The opposition of Rivers and Zinsser in 1932 had a devastating impact on the history of 20th century medicine. (Zinsser's Bacteriology, in an updated version, is still a standard textbook.) Unfortunately, there were few esteemed bacteriologists who were not frightened or awed by Rivers.
But there were two exceptions to this generally unheroic crowd. Christopher Bird's article, "What Has Become Of The Rife Microscope?", which appeared in the March 1976 New Age Journal, reports:
"In the midst of the venom and acerbity the only colleague to come to Kendall's aid was the grand old man of bacteriology, and first teacher of the subject in the United States, Dr William H. 'Popsy' Welch, who evidently looked upon Kendall's work with some regard."
Welch was the foremost pathologist in America at one time. The medical library at Johns Hopkins University is named after him. He rose and said, "Kendall's observation marks a distinct advance in medicine." It did little good. By then Rivers and Zinsser were the powers in the field.

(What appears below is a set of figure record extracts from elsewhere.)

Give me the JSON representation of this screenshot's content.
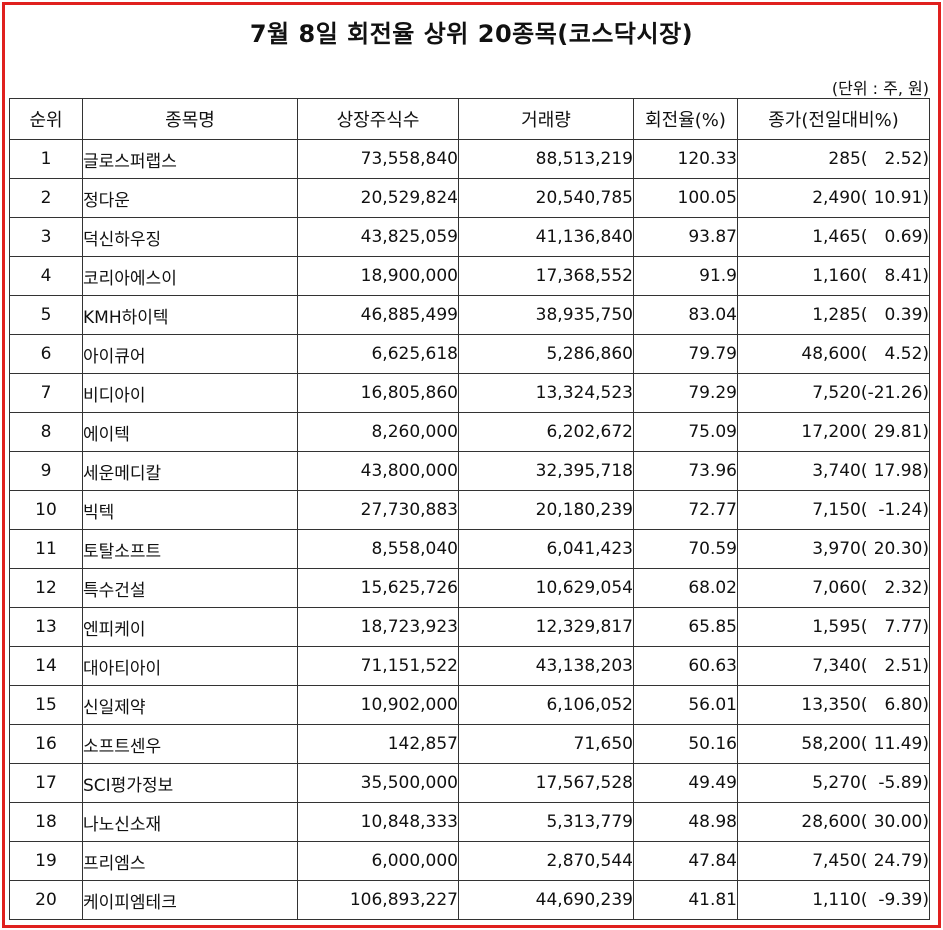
{
  "title": "7월 8일 회전율 상위 20종목(코스닥시장)",
  "unit": "(단위 : 주, 원)",
  "columns": [
    "순위",
    "종목명",
    "상장주식수",
    "거래량",
    "회전율(%)",
    "종가(전일대비%)"
  ],
  "rows": [
    {
      "rank": "1",
      "name": "글로스퍼랩스",
      "listed": "73,558,840",
      "volume": "88,513,219",
      "turnover": "120.33",
      "close": "285(",
      "change": "2.52)"
    },
    {
      "rank": "2",
      "name": "정다운",
      "listed": "20,529,824",
      "volume": "20,540,785",
      "turnover": "100.05",
      "close": "2,490(",
      "change": "10.91)"
    },
    {
      "rank": "3",
      "name": "덕신하우징",
      "listed": "43,825,059",
      "volume": "41,136,840",
      "turnover": "93.87",
      "close": "1,465(",
      "change": "0.69)"
    },
    {
      "rank": "4",
      "name": "코리아에스이",
      "listed": "18,900,000",
      "volume": "17,368,552",
      "turnover": "91.9",
      "close": "1,160(",
      "change": "8.41)"
    },
    {
      "rank": "5",
      "name": "KMH하이텍",
      "listed": "46,885,499",
      "volume": "38,935,750",
      "turnover": "83.04",
      "close": "1,285(",
      "change": "0.39)"
    },
    {
      "rank": "6",
      "name": "아이큐어",
      "listed": "6,625,618",
      "volume": "5,286,860",
      "turnover": "79.79",
      "close": "48,600(",
      "change": "4.52)"
    },
    {
      "rank": "7",
      "name": "비디아이",
      "listed": "16,805,860",
      "volume": "13,324,523",
      "turnover": "79.29",
      "close": "7,520(",
      "change": "-21.26)"
    },
    {
      "rank": "8",
      "name": "에이텍",
      "listed": "8,260,000",
      "volume": "6,202,672",
      "turnover": "75.09",
      "close": "17,200(",
      "change": "29.81)"
    },
    {
      "rank": "9",
      "name": "세운메디칼",
      "listed": "43,800,000",
      "volume": "32,395,718",
      "turnover": "73.96",
      "close": "3,740(",
      "change": "17.98)"
    },
    {
      "rank": "10",
      "name": "빅텍",
      "listed": "27,730,883",
      "volume": "20,180,239",
      "turnover": "72.77",
      "close": "7,150(",
      "change": "-1.24)"
    },
    {
      "rank": "11",
      "name": "토탈소프트",
      "listed": "8,558,040",
      "volume": "6,041,423",
      "turnover": "70.59",
      "close": "3,970(",
      "change": "20.30)"
    },
    {
      "rank": "12",
      "name": "특수건설",
      "listed": "15,625,726",
      "volume": "10,629,054",
      "turnover": "68.02",
      "close": "7,060(",
      "change": "2.32)"
    },
    {
      "rank": "13",
      "name": "엔피케이",
      "listed": "18,723,923",
      "volume": "12,329,817",
      "turnover": "65.85",
      "close": "1,595(",
      "change": "7.77)"
    },
    {
      "rank": "14",
      "name": "대아티아이",
      "listed": "71,151,522",
      "volume": "43,138,203",
      "turnover": "60.63",
      "close": "7,340(",
      "change": "2.51)"
    },
    {
      "rank": "15",
      "name": "신일제약",
      "listed": "10,902,000",
      "volume": "6,106,052",
      "turnover": "56.01",
      "close": "13,350(",
      "change": "6.80)"
    },
    {
      "rank": "16",
      "name": "소프트센우",
      "listed": "142,857",
      "volume": "71,650",
      "turnover": "50.16",
      "close": "58,200(",
      "change": "11.49)"
    },
    {
      "rank": "17",
      "name": "SCI평가정보",
      "listed": "35,500,000",
      "volume": "17,567,528",
      "turnover": "49.49",
      "close": "5,270(",
      "change": "-5.89)"
    },
    {
      "rank": "18",
      "name": "나노신소재",
      "listed": "10,848,333",
      "volume": "5,313,779",
      "turnover": "48.98",
      "close": "28,600(",
      "change": "30.00)"
    },
    {
      "rank": "19",
      "name": "프리엠스",
      "listed": "6,000,000",
      "volume": "2,870,544",
      "turnover": "47.84",
      "close": "7,450(",
      "change": "24.79)"
    },
    {
      "rank": "20",
      "name": "케이피엠테크",
      "listed": "106,893,227",
      "volume": "44,690,239",
      "turnover": "41.81",
      "close": "1,110(",
      "change": "-9.39)"
    }
  ]
}
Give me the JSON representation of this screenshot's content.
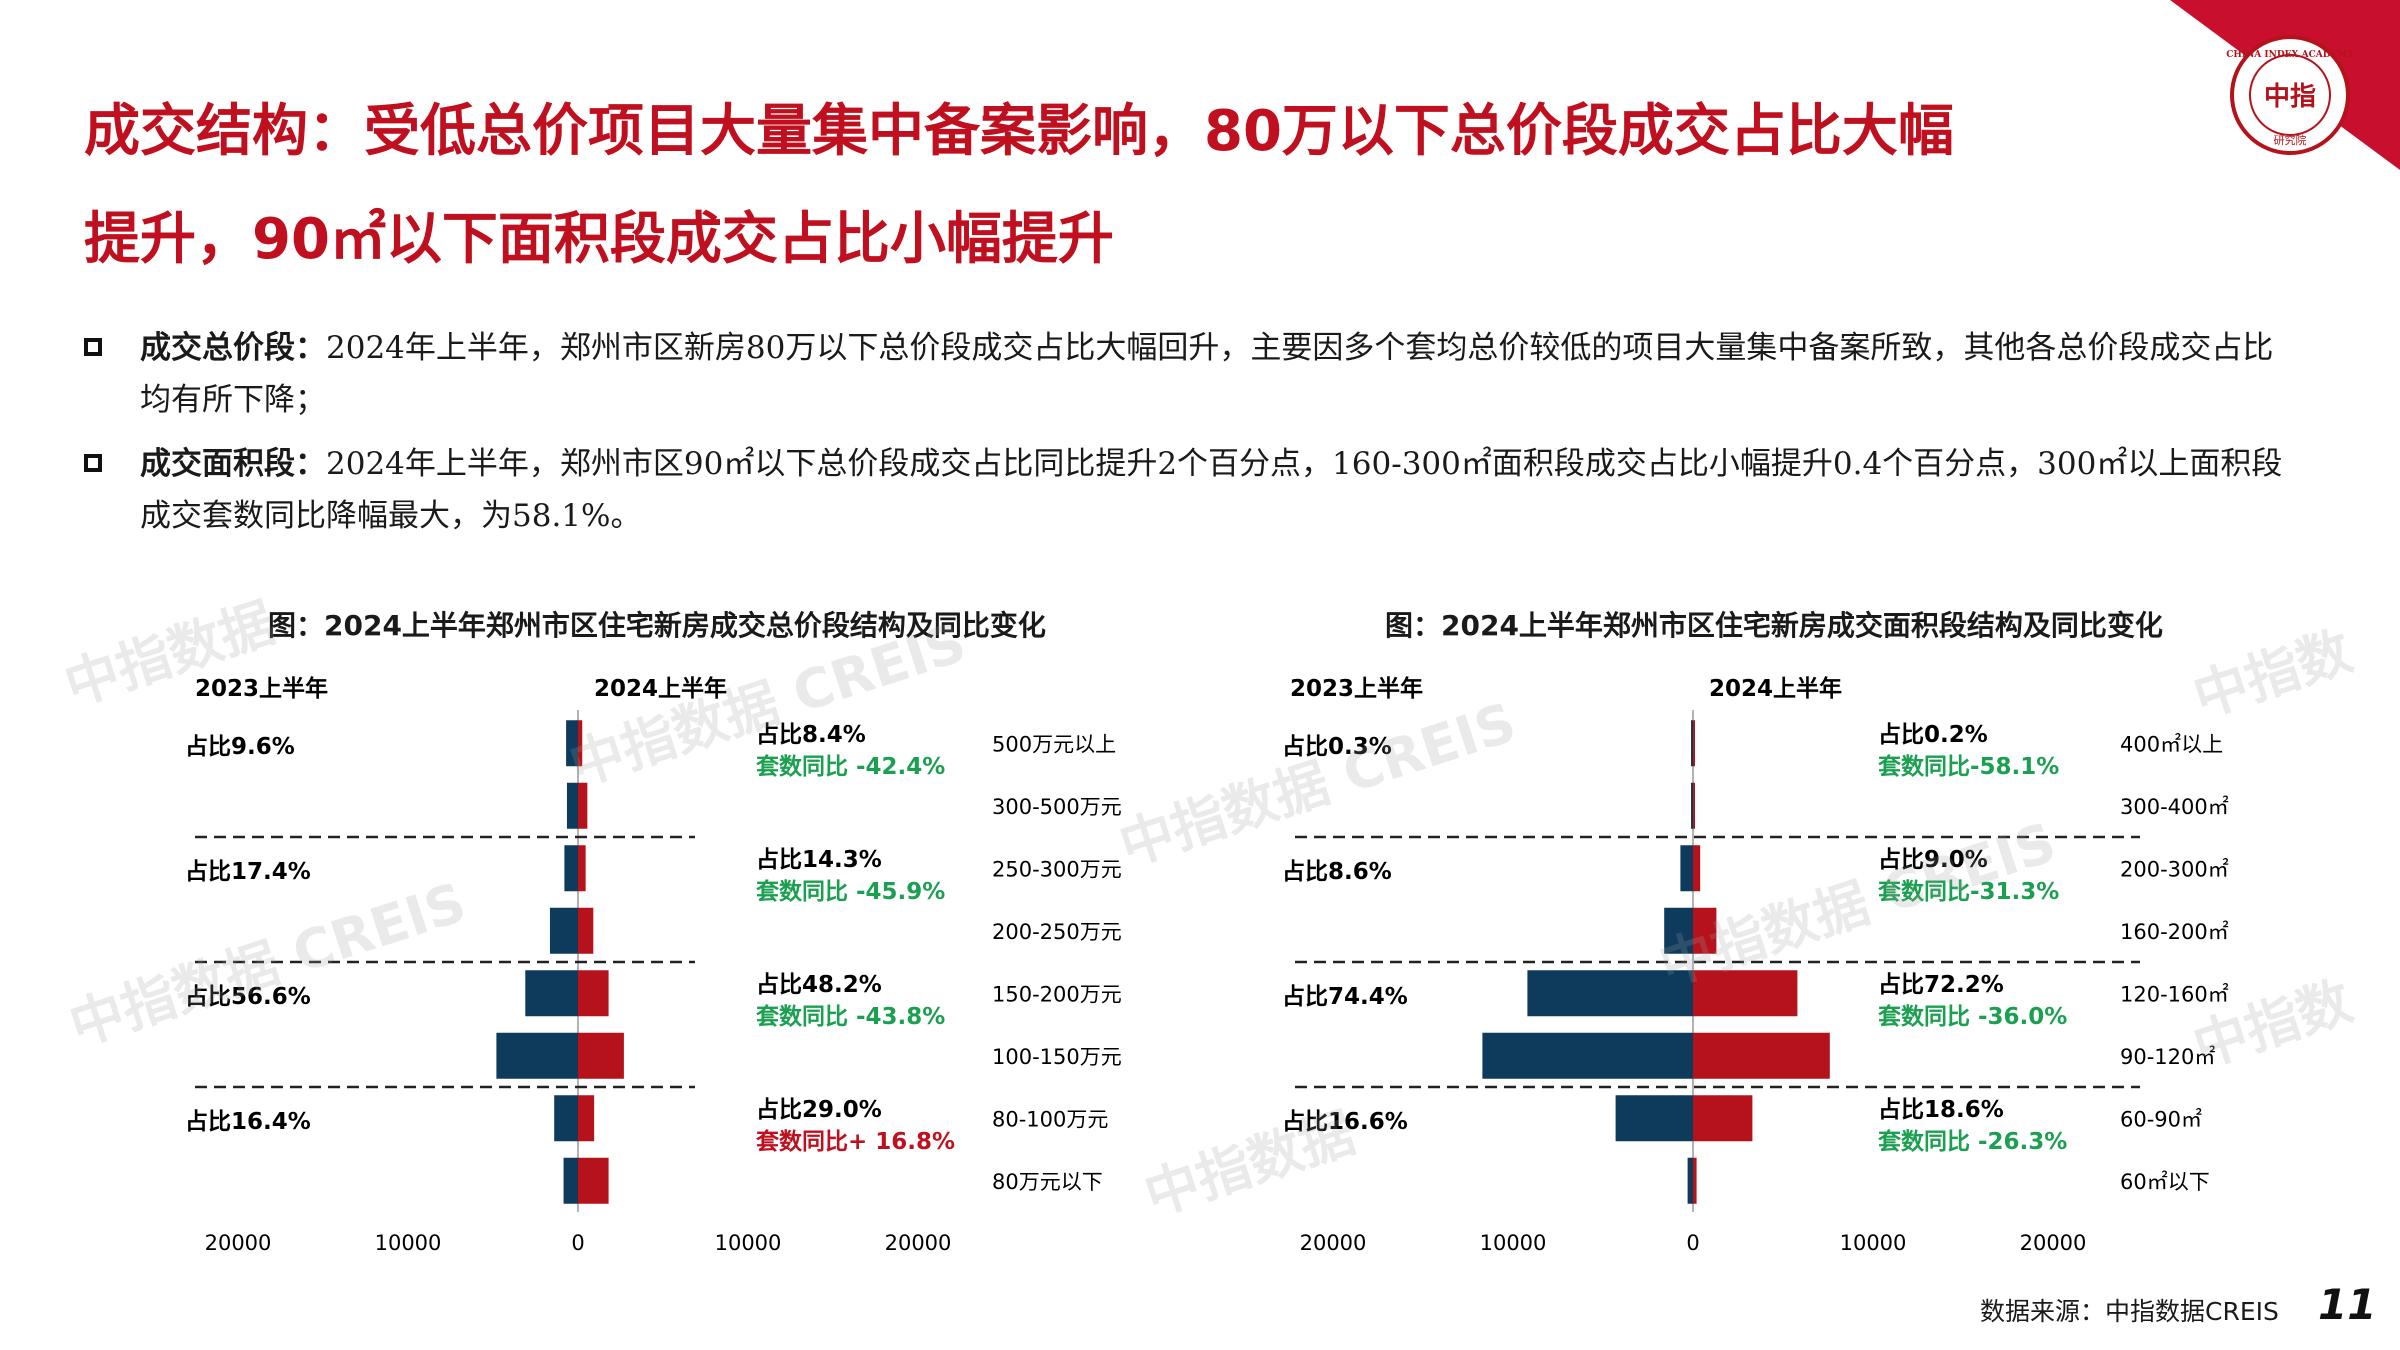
{
  "header": {
    "title_line1": "成交结构：受低总价项目大量集中备案影响，80万以下总价段成交占比大幅",
    "title_line2": "提升，90㎡以下面积段成交占比小幅提升",
    "logo_text": "CHINA INDEX ACADEMY",
    "logo_center": "中指",
    "logo_bottom": "研究院"
  },
  "bullets": [
    {
      "label": "成交总价段：",
      "text": "2024年上半年，郑州市区新房80万以下总价段成交占比大幅回升，主要因多个套均总价较低的项目大量集中备案所致，其他各总价段成交占比均有所下降；"
    },
    {
      "label": "成交面积段：",
      "text": "2024年上半年，郑州市区90㎡以下总价段成交占比同比提升2个百分点，160-300㎡面积段成交占比小幅提升0.4个百分点，300㎡以上面积段成交套数同比降幅最大，为58.1%。"
    }
  ],
  "watermark": {
    "text1": "中指数据",
    "text2": "中指数据 CREIS",
    "text3": "中指数"
  },
  "colors": {
    "title_red": "#c0101f",
    "series_2023": "#0e3a5c",
    "series_2024": "#b5121b",
    "up_red": "#c0101f",
    "down_green": "#1aa050"
  },
  "footer": {
    "source": "数据来源：中指数据CREIS",
    "page_number": "11"
  },
  "chart_data": [
    {
      "type": "bar",
      "orientation": "horizontal-butterfly",
      "title": "图：2024上半年郑州市区住宅新房成交总价段结构及同比变化",
      "left_header": "2023上半年",
      "right_header": "2024上半年",
      "categories": [
        "500万元以上",
        "300-500万元",
        "250-300万元",
        "200-250万元",
        "150-200万元",
        "100-150万元",
        "80-100万元",
        "80万元以下"
      ],
      "series": [
        {
          "name": "2023上半年",
          "side": "left",
          "color": "#0e3a5c",
          "values": [
            700,
            650,
            800,
            1650,
            3100,
            4800,
            1400,
            850
          ]
        },
        {
          "name": "2024上半年",
          "side": "right",
          "color": "#b5121b",
          "values": [
            250,
            550,
            450,
            900,
            1800,
            2700,
            950,
            1800
          ]
        }
      ],
      "axis_ticks": [
        "20000",
        "10000",
        "0",
        "10000",
        "20000"
      ],
      "xlim": [
        -20000,
        20000
      ],
      "groups": [
        {
          "share_2023": "占比9.6%",
          "share_2024": "占比8.4%",
          "yoy": "套数同比 -42.4%",
          "direction": "down"
        },
        {
          "share_2023": "占比17.4%",
          "share_2024": "占比14.3%",
          "yoy": "套数同比 -45.9%",
          "direction": "down"
        },
        {
          "share_2023": "占比56.6%",
          "share_2024": "占比48.2%",
          "yoy": "套数同比 -43.8%",
          "direction": "down"
        },
        {
          "share_2023": "占比16.4%",
          "share_2024": "占比29.0%",
          "yoy": "套数同比+ 16.8%",
          "direction": "up"
        }
      ]
    },
    {
      "type": "bar",
      "orientation": "horizontal-butterfly",
      "title": "图：2024上半年郑州市区住宅新房成交面积段结构及同比变化",
      "left_header": "2023上半年",
      "right_header": "2024上半年",
      "categories": [
        "400㎡以上",
        "300-400㎡",
        "200-300㎡",
        "160-200㎡",
        "120-160㎡",
        "90-120㎡",
        "60-90㎡",
        "60㎡以下"
      ],
      "series": [
        {
          "name": "2023上半年",
          "side": "left",
          "color": "#0e3a5c",
          "values": [
            60,
            60,
            700,
            1600,
            9200,
            11700,
            4300,
            300
          ]
        },
        {
          "name": "2024上半年",
          "side": "right",
          "color": "#b5121b",
          "values": [
            30,
            20,
            400,
            1300,
            5800,
            7600,
            3300,
            200
          ]
        }
      ],
      "axis_ticks": [
        "20000",
        "10000",
        "0",
        "10000",
        "20000"
      ],
      "xlim": [
        -20000,
        20000
      ],
      "groups": [
        {
          "share_2023": "占比0.3%",
          "share_2024": "占比0.2%",
          "yoy": "套数同比-58.1%",
          "direction": "down"
        },
        {
          "share_2023": "占比8.6%",
          "share_2024": "占比9.0%",
          "yoy": "套数同比-31.3%",
          "direction": "down"
        },
        {
          "share_2023": "占比74.4%",
          "share_2024": "占比72.2%",
          "yoy": "套数同比 -36.0%",
          "direction": "down"
        },
        {
          "share_2023": "占比16.6%",
          "share_2024": "占比18.6%",
          "yoy": "套数同比 -26.3%",
          "direction": "down"
        }
      ]
    }
  ]
}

Kendall's other supporter was Dr Edward C. Rosenow of the Mayo Clinic's Division of Experimental Bacteriology. (The Mayo Clinic was then and is today one of the outstanding research and treatment clinics in the world. The Washington Post of January 6, 1987 wrote, "To many in the medical community, the Mayo Clinic is 'the standard' against which other medical centres are judged.") On July 5-7,1932, just two months after Kendall's public humilia­tion, the Mayo Clinic's Rosenow met with Kendall and Rife at Kendall's Laboratory at Northwestern University Medical School in Chicago.
"The oval, motile, turquoise-blue virus were demonstrated and shown unmistakably," Rosenow declared in the "Proceedings of the Staff Meetings of the Mayo Clinic, July 13,1932, Rochester, Minnesota". The virus for herpes was also seen. On August 26,1932, Science magazine published Rosenow's report, "Observations with the Rife Microscope of Filter Passing Forms of Micro-organisms".
In the article, Rosenow stated:
"There can be no question of the filterable turquoise-blue bodies described by Kendall. They are not visible by the ordinary methods of illumination and magnification... Examination under the Rife microscope of specimens, containing objects visible with the ordinary microscope, leaves no doubt of the accurate visualization of objects or particulate matter by direct observation at the extremely high magnification (calculated to be 8,000 diameters) obtained with this instrument"
Three days after departing from Rife in Chicago, Rosenow wrote to Rife from the Mayo Clinic:
"After seeing what your wonderful microscope will do, and after pondering over the significance of what you revealed with its use during those three strenuous and memorable days spent in Dr Kendall's laboratory, I hope you will take the necessary time to describe how you obtain what physicists consider the impossible.... As I visualise the matter, your ingenious method of illumination with the intense monochromatic beam of light is of even greater importance than the enormously high magnification..."
Rosenow was right. The unique 'colour frequency' staining method was the great breakthrough. Years later, after the arrival of television, an associate of the then deceased Rife would explain, "The viruses were stained with the frequency of light just like colours are tuned in on television sets." It was the best non­technical description ever conceived.